Worst Jokes Ever
Chuck Norris has a grizzly bear carpet in his room. It's not dead, just afraid to move.
Chuck Norris heard that nothing in the world could kill him.
So he tracked down nothing in the world and killed it.
When you have a hand clock it goes tic-tac.
When an American has it go backwards, it's tactic.
Two men walk into a bar, no clue how they didn't see it.
Yo mama so dumb that when she went to Starbucks, she thought she could buy a star.
The Earth was flat once. 'Til yo mama got buried.
Yo mama so fat that her belt size is the Equator.
A suicide bomber's biggest fear is not exploding.
What do babies and explosives have in common?
They both make a noise when you throw them.
Son: Why don't cannibals eat clowns?
Dad: Don't know, why?
Son: Because they taste funny.
Why are the Chinese bad at baseball?
Because they ate all the bats.
What's the difference between 911 and a Mexican gardener?

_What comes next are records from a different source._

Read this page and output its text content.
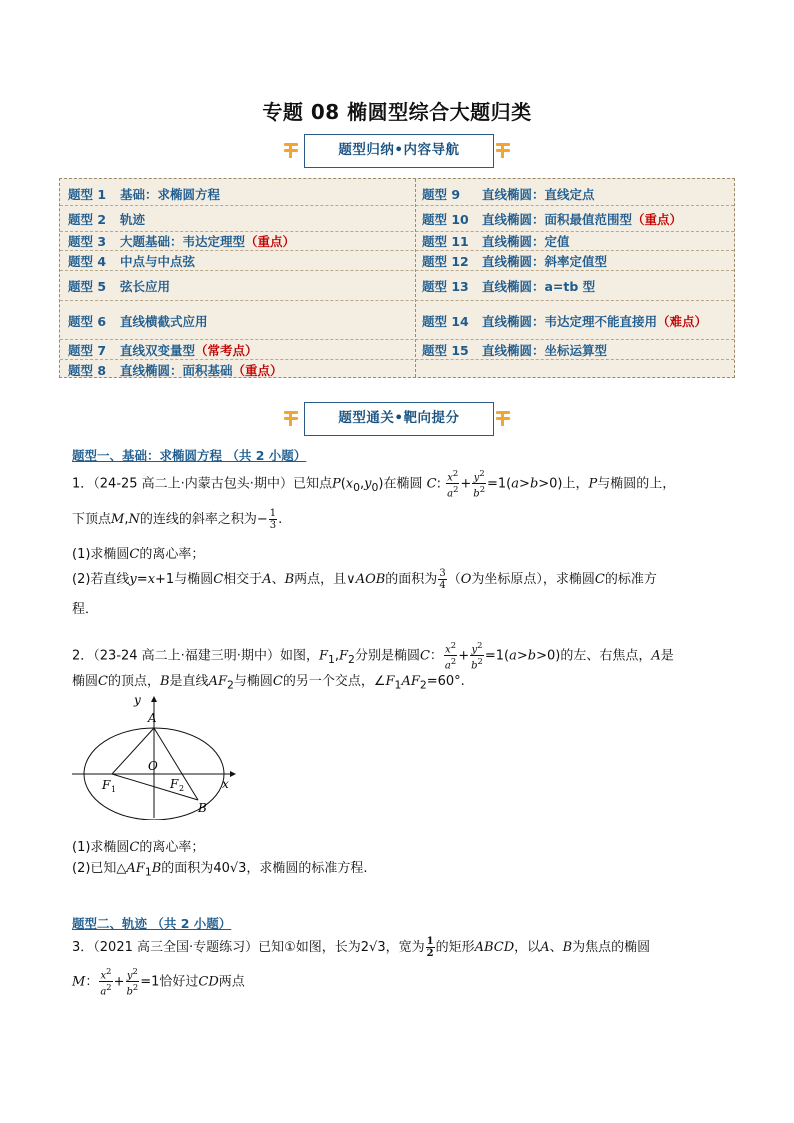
专题 08 椭圆型综合大题归类
题型归纳•内容导航
题型 1 基础：求椭圆方程
题型 2 轨迹
题型 3 大题基础：韦达定理型（重点）
题型 4 中点与中点弦
题型 5 弦长应用
题型 6 直线横截式应用
题型 7 直线双变量型（常考点）
题型 8 直线椭圆：面积基础（重点）
题型 9 直线椭圆：直线定点
题型 10 直线椭圆：面积最值范围型（重点）
题型 11 直线椭圆：定值
题型 12 直线椭圆：斜率定值型
题型 13 直线椭圆：a=tb 型
题型 14 直线椭圆：韦达定理不能直接用（难点）
题型 15 直线椭圆：坐标运算型
题型通关•靶向提分
题型一、基础：求椭圆方程 （共 2 小题）
1．（24-25 高二上·内蒙古包头·期中）已知点$P(x_0,y_0)$在椭圆 C: $\frac{x^2}{a^2} + \frac{y^2}{b^2} =1(a>b>0)$上，P与椭圆的上，
下顶点M,N的连线的斜率之积为− $\frac{1}{3}$ .
(1)求椭圆C的离心率；
(2)若直线y=x+1与椭圆C相交于A、B两点，且∨AOB的面积为 $\frac{3}{4} (O$为坐标原点），求椭圆C的标准方
程．
2．（23-24 高二上·福建三明·期中）如图，$F_1,F_2$分别是椭圆C： $\frac{x^2}{a^2} + \frac{y^2}{b^2} =1(a>b>0)$的左、右焦点，A是
椭圆C的顶点，B是直线$AF_2$与椭圆C的另一个交点，$\angle F_1AF_2=60^\circ$.
y
A
O
F 1	F 2
B
x
(1)求椭圆C的离心率；
(2)已知$\triangle AF_1B$的面积为40√3，求椭圆的标准方程.
题型二、轨迹 （共 2 小题）
3．（2021 高三全国·专题练习）已知①如图，长为2√3，宽为 $\frac{1}{2}$ 的矩形ABCD，以A、B为焦点的椭圆
M： $\frac{x^2}{a^2} + \frac{y^2}{b^2} =1$恰好过CD两点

One of them is an outside job.
I love telling dad jokes. He always laughs.
I have a joke about paper. It's tearable.
Chuck Norris has gone to Mars. That's why there is no life on it.
Chuck Norris can kick an apple from an orange tree and make the best lemonade you've ever had.
When Chuck Norris breaks a mirror, the mirror gets 7 years of bad luck.
Chuck Norris died, but Death was too afraid to tell him.
If you drive a Lamborghini, then you have a tiny weenie.
I caught a cold, Mary Earp caught the ball, what did the towers catch? The plane.